Abstract:
OBJECTIVE To explore the application value of a diagnostic model based on machine learning and SHAP in the diagnosis of severe pneumonia caused by adenovirus infection in children.
METHODS A total of 562 children with adenovirus infection who were admitted to Wuhan Third Hospital from Mar. 2023 to Apr. 2024 were selected and divided into a non-pneumonia group (n=236) and a pneumonia group (n=326). The pneumonia group was further divided into a training set (n=245) and a validation set (n=81) at a ratio of 3∶1. The training set was further categorized into a severe group (n=90) and a non-severe group (n=155) based on the severity of pneumonia. Multivariate logistic regression analysis was used to identify the risk factors for severe pneumonia in children with adenovirus infection, and collinearity diagnosis was performed. Receiver operating characteristic (ROC) curves were used to validate the predictive performance of the model in both the training and validation sets, and the optimal model was selected. The optimal predictive model was interpreted using SHAP.

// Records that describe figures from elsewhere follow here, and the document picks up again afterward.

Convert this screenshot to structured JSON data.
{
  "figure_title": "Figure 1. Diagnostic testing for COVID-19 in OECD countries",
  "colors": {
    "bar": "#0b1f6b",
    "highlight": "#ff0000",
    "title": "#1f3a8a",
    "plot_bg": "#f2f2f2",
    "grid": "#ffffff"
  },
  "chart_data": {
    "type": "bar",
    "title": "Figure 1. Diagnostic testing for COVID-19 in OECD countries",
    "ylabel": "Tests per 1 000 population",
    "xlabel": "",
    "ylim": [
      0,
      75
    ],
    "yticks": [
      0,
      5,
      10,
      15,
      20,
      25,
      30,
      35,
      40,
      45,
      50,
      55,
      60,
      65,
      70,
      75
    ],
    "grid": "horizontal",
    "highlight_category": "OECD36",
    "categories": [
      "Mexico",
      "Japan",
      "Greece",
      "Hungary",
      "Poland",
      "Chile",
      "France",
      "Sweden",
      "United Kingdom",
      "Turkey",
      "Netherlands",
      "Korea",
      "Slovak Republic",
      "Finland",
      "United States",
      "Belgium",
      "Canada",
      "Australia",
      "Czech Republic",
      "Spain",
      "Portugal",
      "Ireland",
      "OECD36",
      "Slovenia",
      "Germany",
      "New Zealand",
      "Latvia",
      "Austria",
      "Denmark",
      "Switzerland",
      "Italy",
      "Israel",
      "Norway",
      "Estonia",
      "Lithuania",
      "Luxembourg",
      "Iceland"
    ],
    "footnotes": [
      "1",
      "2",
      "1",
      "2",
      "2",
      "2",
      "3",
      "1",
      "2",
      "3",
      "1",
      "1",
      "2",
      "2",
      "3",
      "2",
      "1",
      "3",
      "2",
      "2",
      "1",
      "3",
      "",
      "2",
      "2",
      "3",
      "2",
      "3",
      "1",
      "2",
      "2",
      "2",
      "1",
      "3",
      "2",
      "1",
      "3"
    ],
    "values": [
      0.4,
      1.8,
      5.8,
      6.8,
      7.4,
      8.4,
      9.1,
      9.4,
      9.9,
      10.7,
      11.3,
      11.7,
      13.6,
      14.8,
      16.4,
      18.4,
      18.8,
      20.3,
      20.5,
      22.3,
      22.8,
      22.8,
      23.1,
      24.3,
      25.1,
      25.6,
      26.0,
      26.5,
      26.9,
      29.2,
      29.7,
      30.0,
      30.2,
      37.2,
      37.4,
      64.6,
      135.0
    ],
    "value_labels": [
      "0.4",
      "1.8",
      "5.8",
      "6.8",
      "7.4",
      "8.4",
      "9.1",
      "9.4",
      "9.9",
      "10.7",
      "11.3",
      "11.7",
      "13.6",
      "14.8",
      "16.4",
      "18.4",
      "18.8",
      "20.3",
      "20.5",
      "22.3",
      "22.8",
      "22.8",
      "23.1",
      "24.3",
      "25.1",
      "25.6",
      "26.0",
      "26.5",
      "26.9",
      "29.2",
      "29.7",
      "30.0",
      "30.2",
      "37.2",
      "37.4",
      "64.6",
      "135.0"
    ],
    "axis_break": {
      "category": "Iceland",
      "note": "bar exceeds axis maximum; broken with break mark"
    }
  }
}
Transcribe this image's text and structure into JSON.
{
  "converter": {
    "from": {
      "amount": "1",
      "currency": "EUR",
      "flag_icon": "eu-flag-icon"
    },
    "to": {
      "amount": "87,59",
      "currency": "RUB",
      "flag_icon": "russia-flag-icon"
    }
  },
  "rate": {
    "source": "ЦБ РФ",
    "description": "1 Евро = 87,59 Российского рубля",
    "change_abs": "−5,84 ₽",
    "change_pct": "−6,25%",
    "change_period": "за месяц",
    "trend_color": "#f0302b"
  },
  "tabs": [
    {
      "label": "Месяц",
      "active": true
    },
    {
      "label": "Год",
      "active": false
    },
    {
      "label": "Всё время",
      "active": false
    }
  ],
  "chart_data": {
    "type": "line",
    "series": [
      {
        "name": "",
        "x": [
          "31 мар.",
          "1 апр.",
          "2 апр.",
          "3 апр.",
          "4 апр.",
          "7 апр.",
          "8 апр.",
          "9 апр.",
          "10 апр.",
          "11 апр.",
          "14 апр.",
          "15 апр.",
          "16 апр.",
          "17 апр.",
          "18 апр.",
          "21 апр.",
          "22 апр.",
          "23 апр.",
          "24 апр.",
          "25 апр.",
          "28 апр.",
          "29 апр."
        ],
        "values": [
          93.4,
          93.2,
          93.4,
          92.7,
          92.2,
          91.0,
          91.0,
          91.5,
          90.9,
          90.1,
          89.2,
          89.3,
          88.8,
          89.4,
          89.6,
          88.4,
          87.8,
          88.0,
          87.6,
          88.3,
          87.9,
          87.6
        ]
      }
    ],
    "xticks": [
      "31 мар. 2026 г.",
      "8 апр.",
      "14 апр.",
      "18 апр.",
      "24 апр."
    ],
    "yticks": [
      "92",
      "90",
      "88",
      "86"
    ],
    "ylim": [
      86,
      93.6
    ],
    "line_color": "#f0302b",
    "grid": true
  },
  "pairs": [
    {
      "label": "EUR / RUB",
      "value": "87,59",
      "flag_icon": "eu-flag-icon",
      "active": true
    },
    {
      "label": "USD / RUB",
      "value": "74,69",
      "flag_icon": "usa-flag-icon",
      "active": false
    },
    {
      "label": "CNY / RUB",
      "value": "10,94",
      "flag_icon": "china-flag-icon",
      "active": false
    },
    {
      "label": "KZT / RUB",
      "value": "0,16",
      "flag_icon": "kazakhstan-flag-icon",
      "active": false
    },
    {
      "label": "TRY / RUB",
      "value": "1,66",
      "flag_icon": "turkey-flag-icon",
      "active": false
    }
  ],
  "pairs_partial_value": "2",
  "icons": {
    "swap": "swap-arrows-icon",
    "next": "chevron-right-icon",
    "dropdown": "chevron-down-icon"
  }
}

RESULTS Compared with the non-pneumonia group, the pneumonia group had a high proportion of children aged < 2 years, with cough, wheezing, pulmonary consolidation, pleural effusion, mixed infections and allergic history, as well as long hospital stays and fever duration (P < 0.05). After univariate analysis and collinearity diagnosis to exclude confounding factors, the length of hospital stay (OR=1.112), fever duration (OR=1.964), wheezing (OR=2.430), pulmonary consolidation (OR=2.546), mixed infections (OR=2.617) and LDH level (OR=1.613) were identified as risk factors for severe pneumonia in children with adenovirus infection (P < 0.05). Among the eight machine learning models constructed based on these risk factors, the gradient boosting machine (GBM) model demonstrated the best performance in predicting severe pneumonia in children with adenovirus infection, with area under the curve (AUC) of 0.796 and 0.785 in the training and validation sets, respectively. SHAP analysis revealed that the top four contributing characteristics were LDH level, wheezing, fever duration and pulmonary consolidation.
CONCLUSIONS The GBM model exhibits optimal performance in predicting the risk of severe pneumonia in children with adenovirus infection. Among the predictive characteristics, LDH level, wheezing, fever duration and pulmonary consolidation are significant, providing valuable reference for clinical diagnosis and treatment.